Without longitudinal research, it is difficult to understand the long-term impacts of Early Head Start on at-risk infants, toddlers, and their families. Funds should be set aside to conduct longitudinal research on Early Head Start, so that federal and state policymakers are able to assess the impact of the program through middle childhood and provide an evidence-based rationale for the expansion of the program.
Research demonstrates that Early Head Start is effective.
The Congressionally mandated Early Head Start Research and Evaluation Project, a rigorous, large-scale, random-assignment evaluation, concluded that Early Head Start is making a positive difference in areas associated with children’s success in school, family self-sufficiency, and parental support of child development. What is most compelling about the Early Head Start data is that they reflect a broad set of indicators across different types of families participating in Early Head Start, all of which show positive impacts. Some highlights of the research include:
Positive Impacts on Children.
Children who participated in Early Head Start showed statistically significant, positive impacts on standardized measures of cognitive and language development, as compared to control group children eligible for Early Head Start who did not participate. Additionally, Early Head Start children had more positive interactions with their parents than control group children—the children engaged their parents more, and these parents rated their children lower in aggressive behavior than did the parents in the control group. By creating positive outcomes for intellectual and social/emotional development, Early Head Start moves children further along the path leading to greater school readiness.
Positive Impacts on Parents.
Early Head Start parents were more emotionally supportive of their children and less detached than control group parents, as well as significantly more supportive of language and learning. They also reported less spanking and more positive discipline techniques than parents in a control group who did not participate in Early Head Start.
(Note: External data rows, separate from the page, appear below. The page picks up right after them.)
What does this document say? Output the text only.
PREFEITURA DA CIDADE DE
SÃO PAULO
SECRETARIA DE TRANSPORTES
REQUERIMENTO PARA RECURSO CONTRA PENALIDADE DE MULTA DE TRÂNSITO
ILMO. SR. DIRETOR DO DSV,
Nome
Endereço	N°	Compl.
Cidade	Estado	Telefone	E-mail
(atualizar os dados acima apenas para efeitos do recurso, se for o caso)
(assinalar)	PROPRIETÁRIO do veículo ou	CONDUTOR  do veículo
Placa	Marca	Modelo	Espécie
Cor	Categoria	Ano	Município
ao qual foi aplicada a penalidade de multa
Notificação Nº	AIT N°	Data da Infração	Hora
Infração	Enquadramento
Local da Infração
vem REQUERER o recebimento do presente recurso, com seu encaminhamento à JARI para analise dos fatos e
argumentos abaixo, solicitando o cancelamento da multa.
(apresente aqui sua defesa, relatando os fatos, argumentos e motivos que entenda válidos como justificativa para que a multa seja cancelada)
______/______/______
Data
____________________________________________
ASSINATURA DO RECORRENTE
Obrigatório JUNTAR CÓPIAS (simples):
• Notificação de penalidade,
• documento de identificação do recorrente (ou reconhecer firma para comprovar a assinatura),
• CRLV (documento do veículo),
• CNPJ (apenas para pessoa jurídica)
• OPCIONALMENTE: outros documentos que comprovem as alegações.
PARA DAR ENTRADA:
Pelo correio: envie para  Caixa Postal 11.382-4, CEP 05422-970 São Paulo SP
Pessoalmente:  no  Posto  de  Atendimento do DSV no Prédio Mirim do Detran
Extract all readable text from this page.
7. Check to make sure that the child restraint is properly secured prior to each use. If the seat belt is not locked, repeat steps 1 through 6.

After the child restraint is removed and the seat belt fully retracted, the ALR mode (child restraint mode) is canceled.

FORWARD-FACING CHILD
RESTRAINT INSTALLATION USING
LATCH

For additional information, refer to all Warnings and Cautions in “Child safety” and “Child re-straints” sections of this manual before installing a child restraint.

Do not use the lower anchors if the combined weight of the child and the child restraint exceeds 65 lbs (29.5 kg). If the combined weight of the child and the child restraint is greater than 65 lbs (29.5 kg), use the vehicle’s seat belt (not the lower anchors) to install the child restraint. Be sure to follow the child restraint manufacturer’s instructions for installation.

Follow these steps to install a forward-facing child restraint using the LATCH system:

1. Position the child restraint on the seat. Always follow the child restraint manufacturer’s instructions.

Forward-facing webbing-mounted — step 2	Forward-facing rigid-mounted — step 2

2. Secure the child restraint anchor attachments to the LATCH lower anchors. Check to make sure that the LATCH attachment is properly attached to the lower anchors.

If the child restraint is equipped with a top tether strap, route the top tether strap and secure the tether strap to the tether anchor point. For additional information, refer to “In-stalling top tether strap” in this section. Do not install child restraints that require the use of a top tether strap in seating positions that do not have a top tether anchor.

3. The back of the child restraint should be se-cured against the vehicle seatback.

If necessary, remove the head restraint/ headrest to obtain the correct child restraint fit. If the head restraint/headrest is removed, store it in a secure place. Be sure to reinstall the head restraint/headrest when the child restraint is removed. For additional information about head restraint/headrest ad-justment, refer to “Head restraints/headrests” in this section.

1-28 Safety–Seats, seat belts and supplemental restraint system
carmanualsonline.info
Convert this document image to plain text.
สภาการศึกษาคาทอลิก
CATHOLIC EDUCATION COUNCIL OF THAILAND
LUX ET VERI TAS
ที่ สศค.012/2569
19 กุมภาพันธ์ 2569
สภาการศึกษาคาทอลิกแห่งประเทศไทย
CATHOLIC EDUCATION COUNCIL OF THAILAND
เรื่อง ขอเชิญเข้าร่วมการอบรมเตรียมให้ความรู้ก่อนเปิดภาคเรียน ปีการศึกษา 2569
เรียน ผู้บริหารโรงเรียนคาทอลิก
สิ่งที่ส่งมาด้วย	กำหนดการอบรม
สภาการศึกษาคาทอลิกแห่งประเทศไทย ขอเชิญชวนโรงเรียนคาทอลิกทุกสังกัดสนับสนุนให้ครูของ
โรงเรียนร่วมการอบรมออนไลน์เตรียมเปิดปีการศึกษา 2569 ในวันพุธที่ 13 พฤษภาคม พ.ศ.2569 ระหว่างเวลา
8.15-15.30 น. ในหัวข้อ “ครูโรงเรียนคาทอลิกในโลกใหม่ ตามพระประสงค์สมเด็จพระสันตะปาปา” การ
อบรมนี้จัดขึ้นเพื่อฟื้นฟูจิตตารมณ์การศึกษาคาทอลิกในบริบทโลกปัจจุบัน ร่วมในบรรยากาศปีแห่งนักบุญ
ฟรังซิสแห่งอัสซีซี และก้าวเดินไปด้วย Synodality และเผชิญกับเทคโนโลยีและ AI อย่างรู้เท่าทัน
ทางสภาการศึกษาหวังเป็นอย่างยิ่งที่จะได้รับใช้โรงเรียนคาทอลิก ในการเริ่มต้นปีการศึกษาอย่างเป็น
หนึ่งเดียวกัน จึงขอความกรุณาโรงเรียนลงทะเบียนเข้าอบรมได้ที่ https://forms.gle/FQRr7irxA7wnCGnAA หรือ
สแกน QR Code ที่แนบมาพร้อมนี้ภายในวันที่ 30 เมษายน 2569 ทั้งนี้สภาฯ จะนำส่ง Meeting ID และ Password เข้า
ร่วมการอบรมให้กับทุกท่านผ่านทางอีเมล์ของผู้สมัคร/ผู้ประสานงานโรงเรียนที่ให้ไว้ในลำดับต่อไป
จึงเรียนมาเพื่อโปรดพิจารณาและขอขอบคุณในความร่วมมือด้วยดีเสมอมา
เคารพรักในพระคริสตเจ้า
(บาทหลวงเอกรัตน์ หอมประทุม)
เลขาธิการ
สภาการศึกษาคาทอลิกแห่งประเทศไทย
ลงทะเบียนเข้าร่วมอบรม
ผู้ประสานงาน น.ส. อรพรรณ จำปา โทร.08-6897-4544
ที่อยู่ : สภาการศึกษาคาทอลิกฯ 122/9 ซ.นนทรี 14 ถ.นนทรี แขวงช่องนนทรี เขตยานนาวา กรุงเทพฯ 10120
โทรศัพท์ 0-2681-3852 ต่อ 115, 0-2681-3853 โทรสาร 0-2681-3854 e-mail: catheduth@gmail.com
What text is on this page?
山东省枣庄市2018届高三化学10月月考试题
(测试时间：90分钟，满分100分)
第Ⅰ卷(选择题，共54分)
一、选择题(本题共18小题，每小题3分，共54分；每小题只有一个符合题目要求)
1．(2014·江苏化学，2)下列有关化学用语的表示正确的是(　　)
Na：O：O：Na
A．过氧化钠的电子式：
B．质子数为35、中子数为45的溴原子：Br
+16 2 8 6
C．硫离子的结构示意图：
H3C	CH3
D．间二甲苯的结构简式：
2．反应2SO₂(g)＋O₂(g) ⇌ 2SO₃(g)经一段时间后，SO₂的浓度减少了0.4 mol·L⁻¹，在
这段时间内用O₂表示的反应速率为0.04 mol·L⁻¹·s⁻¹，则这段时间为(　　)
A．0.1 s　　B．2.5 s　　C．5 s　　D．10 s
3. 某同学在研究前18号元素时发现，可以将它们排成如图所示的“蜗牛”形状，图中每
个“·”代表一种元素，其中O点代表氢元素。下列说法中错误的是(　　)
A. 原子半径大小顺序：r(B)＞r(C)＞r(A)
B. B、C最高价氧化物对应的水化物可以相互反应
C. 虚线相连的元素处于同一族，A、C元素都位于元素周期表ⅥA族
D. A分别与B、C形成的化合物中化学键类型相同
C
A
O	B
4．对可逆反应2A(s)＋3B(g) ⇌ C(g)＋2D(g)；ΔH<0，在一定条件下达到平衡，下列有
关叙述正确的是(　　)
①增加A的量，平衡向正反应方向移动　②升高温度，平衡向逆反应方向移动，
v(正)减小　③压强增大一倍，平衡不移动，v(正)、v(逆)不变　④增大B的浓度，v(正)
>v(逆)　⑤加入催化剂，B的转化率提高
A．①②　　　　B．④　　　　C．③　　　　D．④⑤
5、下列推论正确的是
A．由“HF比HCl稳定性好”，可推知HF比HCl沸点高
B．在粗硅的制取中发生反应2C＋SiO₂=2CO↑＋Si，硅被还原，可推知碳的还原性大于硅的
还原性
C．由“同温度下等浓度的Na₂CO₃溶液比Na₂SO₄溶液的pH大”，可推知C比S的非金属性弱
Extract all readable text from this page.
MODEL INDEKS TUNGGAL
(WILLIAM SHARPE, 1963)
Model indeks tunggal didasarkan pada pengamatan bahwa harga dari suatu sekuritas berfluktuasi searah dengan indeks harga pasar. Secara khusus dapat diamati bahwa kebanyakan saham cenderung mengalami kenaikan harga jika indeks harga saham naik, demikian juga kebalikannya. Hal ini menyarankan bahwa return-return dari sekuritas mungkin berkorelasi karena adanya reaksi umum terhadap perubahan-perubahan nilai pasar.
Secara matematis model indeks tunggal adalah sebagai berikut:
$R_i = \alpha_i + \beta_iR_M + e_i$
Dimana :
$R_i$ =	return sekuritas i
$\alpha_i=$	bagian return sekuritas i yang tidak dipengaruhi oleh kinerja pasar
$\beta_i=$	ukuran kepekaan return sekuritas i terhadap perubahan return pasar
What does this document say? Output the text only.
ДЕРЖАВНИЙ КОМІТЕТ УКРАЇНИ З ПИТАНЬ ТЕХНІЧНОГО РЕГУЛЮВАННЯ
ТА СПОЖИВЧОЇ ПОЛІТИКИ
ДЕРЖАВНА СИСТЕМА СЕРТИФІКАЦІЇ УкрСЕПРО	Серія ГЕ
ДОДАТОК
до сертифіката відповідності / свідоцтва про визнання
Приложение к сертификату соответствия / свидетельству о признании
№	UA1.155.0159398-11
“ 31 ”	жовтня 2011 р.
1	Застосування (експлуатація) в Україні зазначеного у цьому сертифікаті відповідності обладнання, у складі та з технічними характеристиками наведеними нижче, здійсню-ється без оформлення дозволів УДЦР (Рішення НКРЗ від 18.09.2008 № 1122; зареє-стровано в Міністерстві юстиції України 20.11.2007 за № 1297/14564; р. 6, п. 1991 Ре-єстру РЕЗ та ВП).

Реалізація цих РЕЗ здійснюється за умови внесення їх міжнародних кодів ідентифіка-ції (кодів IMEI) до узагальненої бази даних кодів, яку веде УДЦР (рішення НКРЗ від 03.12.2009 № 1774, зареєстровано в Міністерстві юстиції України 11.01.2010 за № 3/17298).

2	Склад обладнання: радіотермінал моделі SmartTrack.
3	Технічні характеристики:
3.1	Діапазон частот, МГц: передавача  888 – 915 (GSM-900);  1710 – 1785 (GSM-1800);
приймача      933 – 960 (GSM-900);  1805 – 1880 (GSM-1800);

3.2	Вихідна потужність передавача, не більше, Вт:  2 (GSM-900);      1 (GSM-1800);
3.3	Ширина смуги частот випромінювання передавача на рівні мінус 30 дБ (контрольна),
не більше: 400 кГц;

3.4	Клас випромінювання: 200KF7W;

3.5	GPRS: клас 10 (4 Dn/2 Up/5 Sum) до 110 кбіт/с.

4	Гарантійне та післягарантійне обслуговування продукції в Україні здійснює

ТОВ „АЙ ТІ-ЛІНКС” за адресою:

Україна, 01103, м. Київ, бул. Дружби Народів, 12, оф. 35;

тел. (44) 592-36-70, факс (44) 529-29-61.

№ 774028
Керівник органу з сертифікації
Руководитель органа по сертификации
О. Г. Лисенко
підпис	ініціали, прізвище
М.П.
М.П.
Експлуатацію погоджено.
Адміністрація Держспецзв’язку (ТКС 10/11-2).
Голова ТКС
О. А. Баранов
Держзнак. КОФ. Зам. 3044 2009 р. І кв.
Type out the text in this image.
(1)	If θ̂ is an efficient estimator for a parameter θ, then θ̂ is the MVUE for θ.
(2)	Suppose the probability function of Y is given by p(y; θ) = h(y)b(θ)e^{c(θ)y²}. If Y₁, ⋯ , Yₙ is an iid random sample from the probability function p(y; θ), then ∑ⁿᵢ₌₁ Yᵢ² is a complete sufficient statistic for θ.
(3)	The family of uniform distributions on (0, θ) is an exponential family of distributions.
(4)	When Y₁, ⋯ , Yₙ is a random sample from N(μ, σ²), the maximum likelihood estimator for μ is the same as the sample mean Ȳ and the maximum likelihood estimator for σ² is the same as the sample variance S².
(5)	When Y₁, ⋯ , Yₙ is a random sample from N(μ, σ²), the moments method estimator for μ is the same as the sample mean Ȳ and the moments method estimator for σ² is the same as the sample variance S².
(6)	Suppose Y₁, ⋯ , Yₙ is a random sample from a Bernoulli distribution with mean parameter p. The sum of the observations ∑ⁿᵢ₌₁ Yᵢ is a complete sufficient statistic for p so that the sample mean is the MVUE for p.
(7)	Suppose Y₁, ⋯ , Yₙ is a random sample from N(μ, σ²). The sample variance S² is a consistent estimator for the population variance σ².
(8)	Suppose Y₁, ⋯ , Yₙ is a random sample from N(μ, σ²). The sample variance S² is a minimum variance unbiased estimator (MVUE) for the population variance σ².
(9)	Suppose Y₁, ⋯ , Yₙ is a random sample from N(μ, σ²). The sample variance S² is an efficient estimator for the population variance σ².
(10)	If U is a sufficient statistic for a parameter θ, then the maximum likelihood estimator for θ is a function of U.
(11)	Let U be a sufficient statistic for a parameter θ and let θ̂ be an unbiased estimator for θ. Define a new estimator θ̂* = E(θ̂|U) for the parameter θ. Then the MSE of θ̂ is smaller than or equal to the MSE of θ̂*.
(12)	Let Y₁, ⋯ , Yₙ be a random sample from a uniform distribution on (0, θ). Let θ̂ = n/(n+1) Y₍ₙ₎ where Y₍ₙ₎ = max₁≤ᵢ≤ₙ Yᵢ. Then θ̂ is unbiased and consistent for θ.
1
Early Head Start also was found to significantly improve how fathers interacted and related to their children.
A follow-up wave of research demonstrated that a number of the positive impacts for children and parents participating in Early Head Start were still demonstrated two years later, when the children entered kindergarten.
Additionally, the follow-up research examined the effects of Early Head Start in combination with pre-kindergarten education, showing that children who attended Early Head Start and formal child development programs between the ages of 3 and 5 experienced the most positive outcomes.